Es 7 de diciembre por la mañana, Pedro Castillo dio un golpe de Estado. Esa tarde, la vicepresidenta Dina Boluarte juró como primera mandataria. Anunció que se quedaba hasta el 2026. El jueves 8, Pedro Castillo entró al fundo Barbadillo a hacerle compañía a Alberto Fujimori. El sábado 10 empezaron las protestas que pedían la restitución del golpista. El domingo 11, dos personas murieron en Andahuaylas, tierra de la presidenta. El 13, la Defensoría del Pueblo registraba cinco muertos. El 14, ya eran ocho; Boluarte declaró el estado de emergencia en todo el país. El 15 de diciembre, 10 ciudadanos murieron en Ayacucho, mientras se enfrentaban a las Fuerzas Armadas. El 20 de diciembre, la señora Boluarte cumplía 13 días en el poder y su gobierno contabilizaba 26 muertos de civiles en protestas. El 6 de enero, en Juliaca, les tocó el turno a 17 peruanos más. Y siguieron.
Los muertos y heridos, tanto de la ciudadanía y de las fuerzas del orden, han formado una pila imposible de ignorar: solo una estrategia ineficaz y represiva, que incluyera el uso de armas de fuego, pudo producir tanta desgracia. Así lo han señalado múltiples investigaciones que han hecho ese trabajo que Boluarte no hace: ir a la zona, hablar con la población y recopilar la amplísima evidencia que dejaron las filmaciones de esos días. El 12 de febrero, IDL-Reporteros publicó un reportaje en el que reconstruyen seis de las 10 muertes de Ayacucho. Las imágenes son impactantes. Las heridas mortales de bala, evidentes. El 14 de febrero, Amnistía Internacional reveló que 11 de las 17 muertes de Puno se habrían producido por el uso indiscriminado de la fuerza letal por parte de las autoridades. El 3 de marzo, el semanario “Hildebrandt en sus trece” titulaba “Fue una masacre” una nota, que indicaba que 12 de los 18 civiles que murieron en Puno ni siquiera estaban participando en actos violentos. El 16 de marzo, el “New York Times”, el diario más importante de EE.UU., publicó un extenso informe con fotos, videos, testimonios y documentos oficiales. En este se demuestra que las Fuerzas Armadas usaron armas de asalto contra la población y que dispararon a matar. El 26 de abril, la organización Human Rights Watch señaló que deben investigarse las muertes de civiles porque hay indicios de que podrían tratarse de ejecuciones extrajudiciales. Esta semana, le tocó el turno a la Comisión Interamericana de Derechos Humanos (CIDH), que tras sus investigaciones concluyó que la respuesta del Estado a las protestas incluyó el uso desproporcionado y letal de la fuerza.

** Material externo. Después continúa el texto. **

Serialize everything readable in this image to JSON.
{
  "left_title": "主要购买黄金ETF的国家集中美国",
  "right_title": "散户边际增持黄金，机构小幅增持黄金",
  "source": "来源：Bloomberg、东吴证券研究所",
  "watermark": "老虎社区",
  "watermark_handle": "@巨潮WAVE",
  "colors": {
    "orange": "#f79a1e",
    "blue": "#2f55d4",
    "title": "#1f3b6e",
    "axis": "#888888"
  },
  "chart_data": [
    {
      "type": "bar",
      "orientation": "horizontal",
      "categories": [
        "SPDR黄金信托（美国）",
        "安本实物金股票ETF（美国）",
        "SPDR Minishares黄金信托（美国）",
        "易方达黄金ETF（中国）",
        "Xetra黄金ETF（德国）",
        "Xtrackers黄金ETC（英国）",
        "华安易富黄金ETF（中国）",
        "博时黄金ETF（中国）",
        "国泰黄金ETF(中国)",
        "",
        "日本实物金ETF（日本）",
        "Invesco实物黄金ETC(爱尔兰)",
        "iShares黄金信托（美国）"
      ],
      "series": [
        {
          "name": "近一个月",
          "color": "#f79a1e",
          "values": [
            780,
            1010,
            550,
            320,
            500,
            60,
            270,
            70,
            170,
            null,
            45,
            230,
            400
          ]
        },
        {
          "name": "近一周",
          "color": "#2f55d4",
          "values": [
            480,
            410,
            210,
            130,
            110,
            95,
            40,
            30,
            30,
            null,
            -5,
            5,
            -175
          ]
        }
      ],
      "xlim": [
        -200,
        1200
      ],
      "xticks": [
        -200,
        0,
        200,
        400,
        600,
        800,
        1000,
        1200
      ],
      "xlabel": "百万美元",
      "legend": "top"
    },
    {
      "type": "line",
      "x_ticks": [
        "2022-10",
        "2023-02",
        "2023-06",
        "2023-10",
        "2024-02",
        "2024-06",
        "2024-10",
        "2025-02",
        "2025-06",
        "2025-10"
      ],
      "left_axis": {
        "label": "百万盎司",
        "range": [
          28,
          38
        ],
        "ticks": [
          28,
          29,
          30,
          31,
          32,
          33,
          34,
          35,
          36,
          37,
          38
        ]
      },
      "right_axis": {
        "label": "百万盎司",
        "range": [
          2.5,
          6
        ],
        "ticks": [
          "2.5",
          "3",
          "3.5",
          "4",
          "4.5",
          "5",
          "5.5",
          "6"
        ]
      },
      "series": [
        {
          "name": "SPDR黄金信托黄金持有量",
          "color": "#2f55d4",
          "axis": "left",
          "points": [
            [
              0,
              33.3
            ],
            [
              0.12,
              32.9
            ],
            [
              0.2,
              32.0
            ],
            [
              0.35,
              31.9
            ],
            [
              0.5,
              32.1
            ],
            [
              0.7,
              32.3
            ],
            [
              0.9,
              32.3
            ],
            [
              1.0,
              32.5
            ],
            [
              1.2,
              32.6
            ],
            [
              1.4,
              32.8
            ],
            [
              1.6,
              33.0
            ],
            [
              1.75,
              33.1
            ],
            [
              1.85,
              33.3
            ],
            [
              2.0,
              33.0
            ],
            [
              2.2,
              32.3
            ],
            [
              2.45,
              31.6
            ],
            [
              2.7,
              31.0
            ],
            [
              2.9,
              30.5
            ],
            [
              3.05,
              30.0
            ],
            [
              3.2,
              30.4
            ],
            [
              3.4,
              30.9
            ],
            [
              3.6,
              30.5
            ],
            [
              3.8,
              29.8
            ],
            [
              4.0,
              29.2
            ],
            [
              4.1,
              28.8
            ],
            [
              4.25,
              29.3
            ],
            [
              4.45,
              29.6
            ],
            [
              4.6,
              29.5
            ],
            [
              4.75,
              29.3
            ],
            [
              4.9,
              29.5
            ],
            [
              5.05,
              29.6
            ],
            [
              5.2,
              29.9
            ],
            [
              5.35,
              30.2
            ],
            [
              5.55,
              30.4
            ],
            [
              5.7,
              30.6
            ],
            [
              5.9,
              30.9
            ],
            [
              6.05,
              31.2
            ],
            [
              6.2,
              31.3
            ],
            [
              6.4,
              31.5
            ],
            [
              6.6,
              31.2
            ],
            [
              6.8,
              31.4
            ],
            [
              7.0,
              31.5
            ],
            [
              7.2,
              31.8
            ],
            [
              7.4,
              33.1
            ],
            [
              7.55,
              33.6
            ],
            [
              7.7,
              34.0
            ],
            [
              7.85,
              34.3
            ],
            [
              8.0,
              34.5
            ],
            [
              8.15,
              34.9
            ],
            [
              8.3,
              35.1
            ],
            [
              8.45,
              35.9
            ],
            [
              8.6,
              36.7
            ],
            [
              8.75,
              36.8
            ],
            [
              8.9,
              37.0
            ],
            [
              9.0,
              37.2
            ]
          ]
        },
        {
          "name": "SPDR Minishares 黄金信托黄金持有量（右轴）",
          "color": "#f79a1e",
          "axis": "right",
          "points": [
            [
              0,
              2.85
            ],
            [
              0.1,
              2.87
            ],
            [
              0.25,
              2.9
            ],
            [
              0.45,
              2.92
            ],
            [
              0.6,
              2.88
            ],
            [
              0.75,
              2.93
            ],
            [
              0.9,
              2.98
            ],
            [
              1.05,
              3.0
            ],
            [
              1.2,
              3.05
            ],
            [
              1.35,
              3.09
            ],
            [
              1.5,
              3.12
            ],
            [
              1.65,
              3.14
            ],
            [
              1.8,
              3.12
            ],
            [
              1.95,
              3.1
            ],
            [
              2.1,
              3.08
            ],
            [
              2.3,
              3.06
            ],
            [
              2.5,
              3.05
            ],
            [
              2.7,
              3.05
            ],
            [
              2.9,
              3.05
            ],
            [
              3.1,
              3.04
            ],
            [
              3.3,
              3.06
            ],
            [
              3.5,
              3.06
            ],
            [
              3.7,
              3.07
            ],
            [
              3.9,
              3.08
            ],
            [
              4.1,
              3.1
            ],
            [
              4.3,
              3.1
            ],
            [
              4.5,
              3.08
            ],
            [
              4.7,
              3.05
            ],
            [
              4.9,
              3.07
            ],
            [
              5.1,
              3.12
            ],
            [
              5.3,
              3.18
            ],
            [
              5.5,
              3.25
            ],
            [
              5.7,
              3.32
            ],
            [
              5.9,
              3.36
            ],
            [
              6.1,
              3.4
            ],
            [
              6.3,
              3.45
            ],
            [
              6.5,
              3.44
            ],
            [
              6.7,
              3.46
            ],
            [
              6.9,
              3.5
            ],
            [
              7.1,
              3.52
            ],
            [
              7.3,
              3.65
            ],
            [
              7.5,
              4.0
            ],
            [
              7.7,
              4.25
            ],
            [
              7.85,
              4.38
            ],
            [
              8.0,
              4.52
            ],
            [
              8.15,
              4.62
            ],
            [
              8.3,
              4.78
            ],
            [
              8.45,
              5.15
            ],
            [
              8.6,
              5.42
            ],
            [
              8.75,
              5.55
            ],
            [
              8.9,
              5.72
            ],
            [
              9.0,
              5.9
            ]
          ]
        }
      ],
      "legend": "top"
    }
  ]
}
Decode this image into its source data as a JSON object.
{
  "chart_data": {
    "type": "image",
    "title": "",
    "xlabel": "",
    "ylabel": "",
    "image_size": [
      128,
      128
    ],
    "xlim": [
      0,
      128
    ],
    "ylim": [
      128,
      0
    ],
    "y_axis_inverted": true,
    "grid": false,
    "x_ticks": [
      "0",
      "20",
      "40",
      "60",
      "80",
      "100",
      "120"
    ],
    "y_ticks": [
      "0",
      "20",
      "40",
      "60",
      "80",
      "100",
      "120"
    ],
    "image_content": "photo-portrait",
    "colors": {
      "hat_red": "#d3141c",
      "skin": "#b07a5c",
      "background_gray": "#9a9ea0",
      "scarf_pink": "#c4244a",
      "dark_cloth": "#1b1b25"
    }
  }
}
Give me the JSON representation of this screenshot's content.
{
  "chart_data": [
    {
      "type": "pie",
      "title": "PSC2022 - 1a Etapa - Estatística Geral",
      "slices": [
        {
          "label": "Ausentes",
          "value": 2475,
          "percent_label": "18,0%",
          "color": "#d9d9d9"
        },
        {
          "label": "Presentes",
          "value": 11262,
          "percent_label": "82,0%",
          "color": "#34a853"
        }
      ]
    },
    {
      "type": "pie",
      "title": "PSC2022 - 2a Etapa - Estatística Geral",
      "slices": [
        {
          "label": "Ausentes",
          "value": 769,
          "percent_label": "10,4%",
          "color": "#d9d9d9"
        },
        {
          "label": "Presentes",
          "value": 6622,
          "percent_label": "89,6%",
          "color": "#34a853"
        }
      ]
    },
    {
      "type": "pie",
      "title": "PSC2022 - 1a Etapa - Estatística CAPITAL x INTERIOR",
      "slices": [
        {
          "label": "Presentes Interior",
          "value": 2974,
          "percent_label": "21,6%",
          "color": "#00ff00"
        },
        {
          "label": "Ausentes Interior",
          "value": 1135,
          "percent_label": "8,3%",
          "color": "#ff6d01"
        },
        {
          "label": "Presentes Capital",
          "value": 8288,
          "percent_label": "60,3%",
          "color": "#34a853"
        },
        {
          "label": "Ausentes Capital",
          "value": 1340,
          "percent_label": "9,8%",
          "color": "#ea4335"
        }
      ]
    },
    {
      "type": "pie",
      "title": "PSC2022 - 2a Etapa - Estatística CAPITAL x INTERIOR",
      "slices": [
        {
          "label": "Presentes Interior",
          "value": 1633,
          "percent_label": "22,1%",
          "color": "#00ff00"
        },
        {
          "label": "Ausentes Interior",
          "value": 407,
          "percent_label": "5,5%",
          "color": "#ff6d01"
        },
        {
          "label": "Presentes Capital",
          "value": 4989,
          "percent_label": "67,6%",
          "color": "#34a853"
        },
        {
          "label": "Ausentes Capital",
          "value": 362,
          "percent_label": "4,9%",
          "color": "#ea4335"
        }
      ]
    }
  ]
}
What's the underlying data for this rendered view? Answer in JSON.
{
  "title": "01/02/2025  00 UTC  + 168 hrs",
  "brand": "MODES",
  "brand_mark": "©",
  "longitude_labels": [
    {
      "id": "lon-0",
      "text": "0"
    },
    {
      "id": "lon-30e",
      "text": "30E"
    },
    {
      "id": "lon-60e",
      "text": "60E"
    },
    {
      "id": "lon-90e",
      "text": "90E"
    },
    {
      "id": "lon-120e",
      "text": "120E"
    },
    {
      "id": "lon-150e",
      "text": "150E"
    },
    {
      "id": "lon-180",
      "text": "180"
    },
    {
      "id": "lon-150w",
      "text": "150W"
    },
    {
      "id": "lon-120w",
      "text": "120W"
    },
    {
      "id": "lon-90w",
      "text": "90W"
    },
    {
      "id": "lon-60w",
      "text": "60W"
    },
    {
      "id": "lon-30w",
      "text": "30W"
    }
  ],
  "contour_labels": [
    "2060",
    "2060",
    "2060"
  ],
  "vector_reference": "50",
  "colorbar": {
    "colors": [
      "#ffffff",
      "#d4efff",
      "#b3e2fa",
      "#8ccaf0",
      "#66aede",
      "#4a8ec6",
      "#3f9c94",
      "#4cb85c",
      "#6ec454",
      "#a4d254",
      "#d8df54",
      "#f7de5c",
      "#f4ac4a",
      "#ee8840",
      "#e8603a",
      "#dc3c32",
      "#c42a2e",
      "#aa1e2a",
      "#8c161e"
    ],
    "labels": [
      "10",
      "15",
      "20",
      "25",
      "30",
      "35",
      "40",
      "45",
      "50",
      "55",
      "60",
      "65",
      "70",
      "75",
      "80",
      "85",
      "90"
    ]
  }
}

Imposible entender cómo ante la abrumadora evidencia la señora Boluarte sigue negando su responsabilidad en los hechos. Cree que con repetir argumentos cada vez más endebles con cara de indignación y falsa firmeza puede borrar los muertos que traen una bala en el pecho como prueba del abuso. No se da cuenta que su enrevesada sintaxis no le alcanza para explicar por qué tras los muertos de Andahuaylas se desató una espiral imparable. ¿Por qué no pegó el grito en el cielo y destituyó a los responsables de las muertes de Ayacucho para que no ocurrieran las de Puno? ¿Por qué, si se supone no quería un muerto más, permitió que las fuerzas del orden siguieran actuando, una y otra vez, con la misma enloquecida estrategia? Si no ha movido un dedo hasta ahora para buscar la verdad, ¿cómo espera que los peruanos que saben cómo murieron los suyos le crean?
Sospecho que la presidenta ni siquiera se digna a leer los informes cargados de evidencia que van acumulándose en su mesa. ¿Para qué? ¿Qué necesidad tiene de que le cuenten lo que ya sabe lo que siempre ha sabido?